You can do this with ffmpeg
using either the concat filter or the concat demuxer. Which one to use depends whether or not your inputs have the same parameters or not. If they do not, you may have to perform additional filtering to make everything suitable to be concatenated properly.
Example: concat filter
For inputs that vary in frame rate, width, and height:
ffmpeg -i video0 -i video1 -i video2 -i music -filter_complex \
"[0:v]fps=25,scale=1280x720,setpts=PTS-STARTPTS[v0]; \
"[1:v]fps=25,scale=1280x720,setpts=PTS-STARTPTS[v1]; \
"[2:v]fps=25,scale=1280x720,setpts=PTS-STARTPTS[v2]; \
"[v0][v1][v2]concat=n=3:v=1:a=0,format=yuv420p[v]" \
-map "[v]" -map 3:a -shortest output
If outputting mp4 consider adding -movflags +faststart
as an output option if your viewers will watch via progressive download.
Example: concat demuxer
If all of your inputs are similar then first make a list file named input.txt
:
file "/path/to/video0"
file "/path/to/video1"
file "/path/to/video2"
Then run ffmpeg
:
ffmpeg -f concat -i input.txt -i music -shortest output
Add -codec copy
if you want to stream copy instead of re-encode. This is not possible with the concat filter because filtering requires re-encoding.
Your questions
- Is it possible to map a web form to the assets listed above (located on a local server) and have the web form ultimately build the order of the video and render out to the local server?
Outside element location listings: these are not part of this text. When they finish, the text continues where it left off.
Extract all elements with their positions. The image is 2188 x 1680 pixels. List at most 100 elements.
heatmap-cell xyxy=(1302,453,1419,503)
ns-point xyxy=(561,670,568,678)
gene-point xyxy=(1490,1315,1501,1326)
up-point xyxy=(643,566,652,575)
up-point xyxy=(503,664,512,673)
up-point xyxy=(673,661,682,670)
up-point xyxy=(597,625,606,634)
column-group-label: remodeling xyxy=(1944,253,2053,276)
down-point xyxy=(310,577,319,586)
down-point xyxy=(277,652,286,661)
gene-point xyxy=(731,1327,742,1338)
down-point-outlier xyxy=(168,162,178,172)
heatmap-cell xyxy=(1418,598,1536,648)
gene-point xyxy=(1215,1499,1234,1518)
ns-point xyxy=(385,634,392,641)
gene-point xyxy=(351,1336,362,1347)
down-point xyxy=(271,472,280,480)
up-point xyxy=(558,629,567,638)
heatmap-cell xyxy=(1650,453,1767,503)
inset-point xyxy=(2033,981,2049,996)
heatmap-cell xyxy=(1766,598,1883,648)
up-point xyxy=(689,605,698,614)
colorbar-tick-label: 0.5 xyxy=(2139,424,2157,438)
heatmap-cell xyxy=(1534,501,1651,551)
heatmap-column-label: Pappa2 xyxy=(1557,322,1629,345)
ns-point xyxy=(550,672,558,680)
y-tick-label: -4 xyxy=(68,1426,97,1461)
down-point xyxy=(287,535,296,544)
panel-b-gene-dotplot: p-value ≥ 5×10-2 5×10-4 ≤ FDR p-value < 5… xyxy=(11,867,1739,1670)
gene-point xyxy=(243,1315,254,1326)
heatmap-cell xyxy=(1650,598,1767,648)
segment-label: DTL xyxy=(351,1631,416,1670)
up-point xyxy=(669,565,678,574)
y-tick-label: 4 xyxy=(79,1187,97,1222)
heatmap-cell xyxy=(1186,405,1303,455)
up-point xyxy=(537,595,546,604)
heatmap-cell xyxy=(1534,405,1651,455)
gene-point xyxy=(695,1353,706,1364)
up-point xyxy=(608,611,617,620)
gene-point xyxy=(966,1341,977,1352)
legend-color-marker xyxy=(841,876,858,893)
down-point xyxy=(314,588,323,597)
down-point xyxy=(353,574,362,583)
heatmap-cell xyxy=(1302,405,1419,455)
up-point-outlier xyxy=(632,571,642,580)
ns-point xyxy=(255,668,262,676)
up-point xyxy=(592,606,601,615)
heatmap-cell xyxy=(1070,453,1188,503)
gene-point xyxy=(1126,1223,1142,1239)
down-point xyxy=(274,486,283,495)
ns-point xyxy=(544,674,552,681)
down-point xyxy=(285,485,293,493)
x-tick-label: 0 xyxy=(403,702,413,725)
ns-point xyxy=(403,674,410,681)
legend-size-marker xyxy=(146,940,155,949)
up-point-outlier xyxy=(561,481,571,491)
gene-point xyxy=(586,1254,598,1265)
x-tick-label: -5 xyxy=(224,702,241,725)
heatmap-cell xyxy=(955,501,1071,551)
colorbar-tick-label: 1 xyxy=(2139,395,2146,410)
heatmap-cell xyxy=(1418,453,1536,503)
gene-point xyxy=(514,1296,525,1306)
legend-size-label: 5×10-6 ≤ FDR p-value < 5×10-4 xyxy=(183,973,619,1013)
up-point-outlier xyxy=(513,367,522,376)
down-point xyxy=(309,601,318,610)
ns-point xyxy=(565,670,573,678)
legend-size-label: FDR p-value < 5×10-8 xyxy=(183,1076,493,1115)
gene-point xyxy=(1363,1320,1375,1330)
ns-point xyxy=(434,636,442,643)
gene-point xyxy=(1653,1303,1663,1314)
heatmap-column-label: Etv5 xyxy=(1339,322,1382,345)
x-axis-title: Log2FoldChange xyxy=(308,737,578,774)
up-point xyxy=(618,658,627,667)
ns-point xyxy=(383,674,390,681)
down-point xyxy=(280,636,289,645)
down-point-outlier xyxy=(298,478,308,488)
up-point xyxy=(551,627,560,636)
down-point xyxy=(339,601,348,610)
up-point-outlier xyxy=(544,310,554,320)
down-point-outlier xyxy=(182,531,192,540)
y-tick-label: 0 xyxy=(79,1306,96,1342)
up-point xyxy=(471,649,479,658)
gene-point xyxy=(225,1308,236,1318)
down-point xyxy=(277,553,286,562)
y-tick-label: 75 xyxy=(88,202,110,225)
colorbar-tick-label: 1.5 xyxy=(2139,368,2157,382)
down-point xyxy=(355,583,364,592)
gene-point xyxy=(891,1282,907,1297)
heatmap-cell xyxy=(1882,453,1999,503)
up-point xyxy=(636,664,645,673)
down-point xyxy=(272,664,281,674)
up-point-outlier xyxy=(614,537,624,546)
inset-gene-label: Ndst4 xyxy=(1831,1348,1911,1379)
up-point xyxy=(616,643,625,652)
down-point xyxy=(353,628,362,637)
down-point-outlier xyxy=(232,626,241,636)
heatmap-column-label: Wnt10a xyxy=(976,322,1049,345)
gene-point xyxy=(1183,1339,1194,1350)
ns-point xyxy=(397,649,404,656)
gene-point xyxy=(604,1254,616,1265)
Yes. As long as your protocol is supported by ffmpeg
. See ffmpeg -protocols
for a list supported by your build.
- If possible, would FFmpeg or Animoto API (or another) be the right choice?
It is possible with ffmpeg
, but I've never used Animoto API so I can't comment on that.
- What kind of time/resources would it take to build something like this?
That's not really possible to answer. You provided very little info and it depends on the skill of whoever is building it.